6. O Texas à brasileira e as eleições 2018: nessas eleições, todos os
caciques políticos - de todos os matizes, inclusos aqueles das grandes
plumagens – estavam interessados à disputa que ocorrerá daqui a dois anos.
Nesse sentido, o grande vitorioso é Geraldo Alckmin que não somente emplacou um
playboy, transformado em mocinho, como também fragilizou por demais o PT em
todo o estado, inclusive no seu berço, o ABC paulista. Assim como o Texas é um
estado republicano, rico e conservador, nas suas raízes, São Paulo, guardando as devidas proporções, se transforma numa espécie de Texas à brasileira.
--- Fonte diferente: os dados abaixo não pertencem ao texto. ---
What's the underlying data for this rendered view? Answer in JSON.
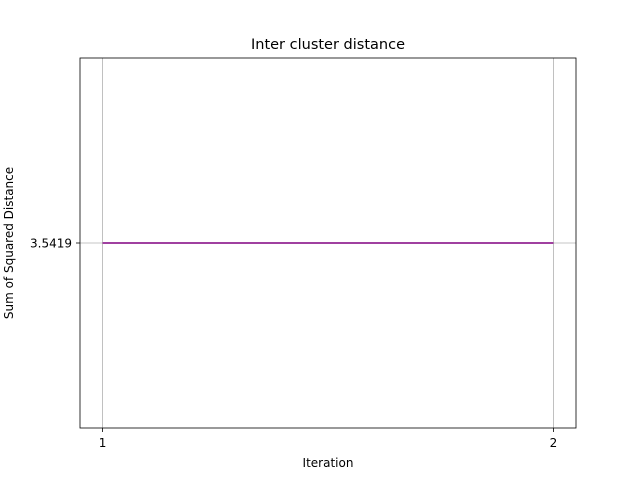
{
  "chart_data": {
    "type": "line",
    "title": "Inter cluster distance",
    "xlabel": "Iteration",
    "ylabel": "Sum of Squared Distance",
    "x": [
      1,
      2
    ],
    "series": [
      {
        "values": [
          3.5419,
          3.5419
        ],
        "color": "#800080"
      }
    ],
    "xticks": [
      1,
      2
    ],
    "xtick_labels": [
      "1",
      "2"
    ],
    "yticks": [
      3.5419
    ],
    "ytick_labels": [
      "3.5419"
    ],
    "xlim": [
      0.95,
      2.05
    ],
    "ylim": [
      3.4419,
      3.6419
    ],
    "grid": true
  }
}
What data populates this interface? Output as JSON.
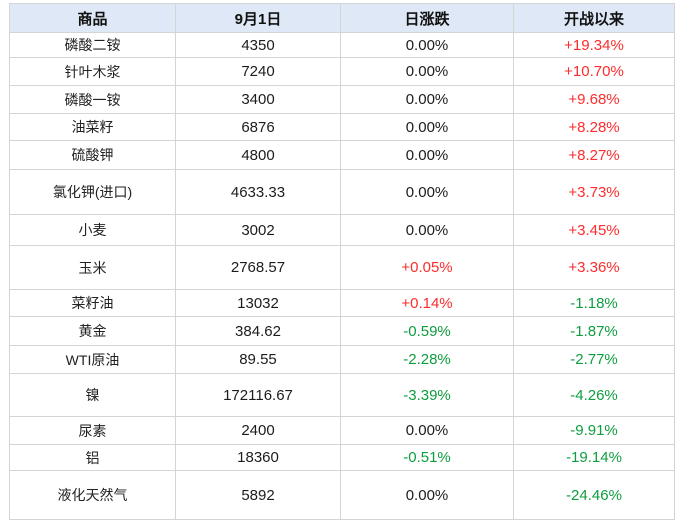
{
  "chart_data": {
    "type": "table",
    "columns": [
      "商品",
      "9月1日",
      "日涨跌",
      "开战以来"
    ],
    "rows": [
      {
        "name": "磷酸二铵",
        "price": "4350",
        "daily_change": "0.00%",
        "since_war": "+19.34%"
      },
      {
        "name": "针叶木浆",
        "price": "7240",
        "daily_change": "0.00%",
        "since_war": "+10.70%"
      },
      {
        "name": "磷酸一铵",
        "price": "3400",
        "daily_change": "0.00%",
        "since_war": "+9.68%"
      },
      {
        "name": "油菜籽",
        "price": "6876",
        "daily_change": "0.00%",
        "since_war": "+8.28%"
      },
      {
        "name": "硫酸钾",
        "price": "4800",
        "daily_change": "0.00%",
        "since_war": "+8.27%"
      },
      {
        "name": "氯化钾(进口)",
        "price": "4633.33",
        "daily_change": "0.00%",
        "since_war": "+3.73%"
      },
      {
        "name": "小麦",
        "price": "3002",
        "daily_change": "0.00%",
        "since_war": "+3.45%"
      },
      {
        "name": "玉米",
        "price": "2768.57",
        "daily_change": "+0.05%",
        "since_war": "+3.36%"
      },
      {
        "name": "菜籽油",
        "price": "13032",
        "daily_change": "+0.14%",
        "since_war": "-1.18%"
      },
      {
        "name": "黄金",
        "price": "384.62",
        "daily_change": "-0.59%",
        "since_war": "-1.87%"
      },
      {
        "name": "WTI原油",
        "price": "89.55",
        "daily_change": "-2.28%",
        "since_war": "-2.77%"
      },
      {
        "name": "镍",
        "price": "172116.67",
        "daily_change": "-3.39%",
        "since_war": "-4.26%"
      },
      {
        "name": "尿素",
        "price": "2400",
        "daily_change": "0.00%",
        "since_war": "-9.91%"
      },
      {
        "name": "铝",
        "price": "18360",
        "daily_change": "-0.51%",
        "since_war": "-19.14%"
      },
      {
        "name": "液化天然气",
        "price": "5892",
        "daily_change": "0.00%",
        "since_war": "-24.46%"
      }
    ]
  },
  "colors": {
    "header_bg": "#dfe8f6",
    "up": "#fe2c2c",
    "down": "#0f9d3f",
    "neutral": "#1c1c1c"
  }
}
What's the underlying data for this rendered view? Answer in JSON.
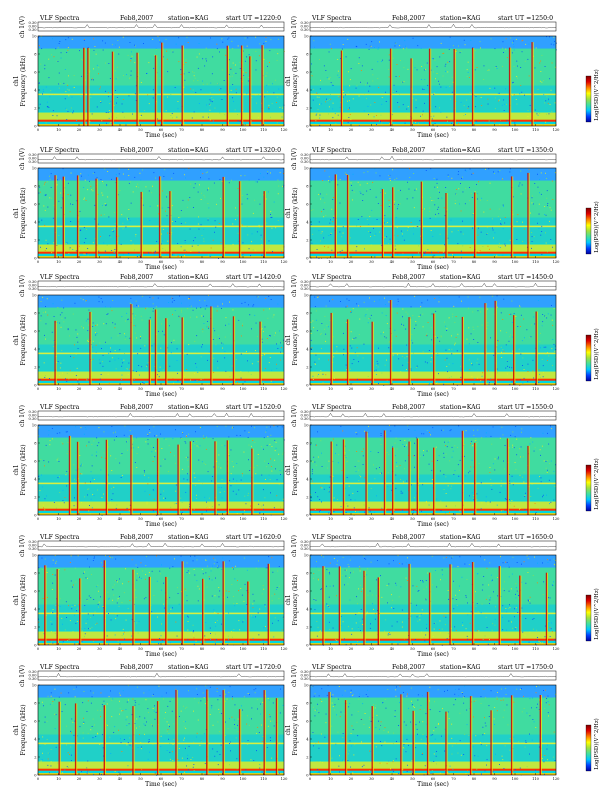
{
  "chart_data": {
    "type": "heatmap",
    "common": {
      "header_left": "VLF Spectra",
      "date": "Feb8,2007",
      "station": "station=KAG",
      "ut_prefix": "start UT =",
      "xlabel": "Time (sec)",
      "ylabel_top": "ch 1(V)",
      "ylabel_main": "ch1\nFrequency (kHz)",
      "colorbar_label": "Log(PSD)(V^2/Hz)",
      "colormap": [
        "#0000a0",
        "#0040ff",
        "#00c8ff",
        "#40e0a0",
        "#a0e040",
        "#ffff00",
        "#ff8000",
        "#e00000",
        "#800000"
      ],
      "xlim": [
        0,
        120
      ],
      "ylim": [
        0,
        10
      ],
      "x_ticks": [
        "0",
        "10",
        "20",
        "30",
        "40",
        "50",
        "60",
        "70",
        "80",
        "90",
        "100",
        "110",
        "120"
      ],
      "y_ticks": [
        "0",
        "2",
        "4",
        "6",
        "8",
        "10"
      ],
      "top_y_ticks": [
        "0.30",
        "0.00",
        "0.30"
      ]
    },
    "panels": [
      {
        "ut": "1220:0",
        "spikes": [
          22,
          24,
          36,
          48,
          57,
          60,
          70,
          92,
          99,
          103,
          109
        ]
      },
      {
        "ut": "1250:0",
        "spikes": [
          15,
          39,
          49,
          58,
          70,
          79,
          97,
          108
        ]
      },
      {
        "ut": "1320:0",
        "spikes": [
          8,
          12,
          19,
          28,
          38,
          50,
          59,
          64,
          90,
          98,
          110
        ]
      },
      {
        "ut": "1350:0",
        "spikes": [
          12,
          18,
          35,
          40,
          54,
          66,
          80,
          98,
          106
        ]
      },
      {
        "ut": "1420:0",
        "spikes": [
          8,
          25,
          45,
          54,
          57,
          62,
          70,
          84,
          95,
          108
        ]
      },
      {
        "ut": "1450:0",
        "spikes": [
          10,
          18,
          30,
          39,
          48,
          60,
          74,
          85,
          90,
          99,
          110
        ]
      },
      {
        "ut": "1520:0",
        "spikes": [
          15,
          19,
          33,
          45,
          58,
          68,
          74,
          86,
          92,
          104
        ]
      },
      {
        "ut": "1550:0",
        "spikes": [
          10,
          16,
          27,
          36,
          40,
          48,
          52,
          60,
          74,
          80,
          96,
          106
        ]
      },
      {
        "ut": "1620:0",
        "spikes": [
          3,
          9,
          20,
          32,
          46,
          54,
          62,
          70,
          80,
          90,
          102,
          112
        ]
      },
      {
        "ut": "1650:0",
        "spikes": [
          6,
          14,
          26,
          33,
          48,
          58,
          68,
          79,
          92,
          102,
          115
        ]
      },
      {
        "ut": "1720:0",
        "spikes": [
          10,
          18,
          32,
          46,
          58,
          67,
          82,
          90,
          98,
          110,
          116
        ]
      },
      {
        "ut": "1750:0",
        "spikes": [
          9,
          17,
          30,
          44,
          50,
          57,
          66,
          78,
          88,
          98,
          112
        ]
      }
    ]
  }
}
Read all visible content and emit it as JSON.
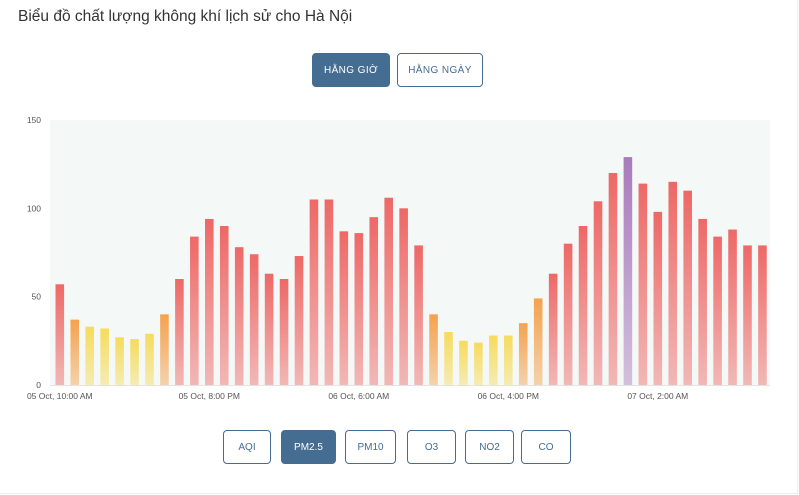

E aquele
que era chamado de “picolé de chuchu” se credencia para disputar, com força, as
eleições presidenciais.
6.1. As disputas que se iniciarão
dentro do PSDB, por um lado, e da base aliada do governo, por outro, com vistas
às eleições de 2018 poderão aprofundar ainda mais o quadro de instabilidade
institucional, apesar da aparente normalidade. Se somarmos a insatisfação dos
cidadãos – devido ao aprofundamento da crise econômica e o avanço das pautas
retrógradas no Congresso -, com eventuais desfechos da operação lava-jato, cada
vez mais policialesca e inquisitorial, teremos ingredientes a detonarem uma
crise ainda mais severa, com resultados imprevisíveis.
7. Sobre as velhas raposas: excluindo Alckmin, de uma maneira geral as elites
partidárias foram solenemente apartadas do protagonismo dessas eleições. Em
muitos casos, sequer apareceram nos programas eleitorais dos candidatos de seus
partidos. Mas, não nos enganemos: nos bastidores, essas elites continuam dando
as cartas e definindo os rumos das agremiações. As raposas sabem que a política
de bastidor, em boa medida, define o processo político.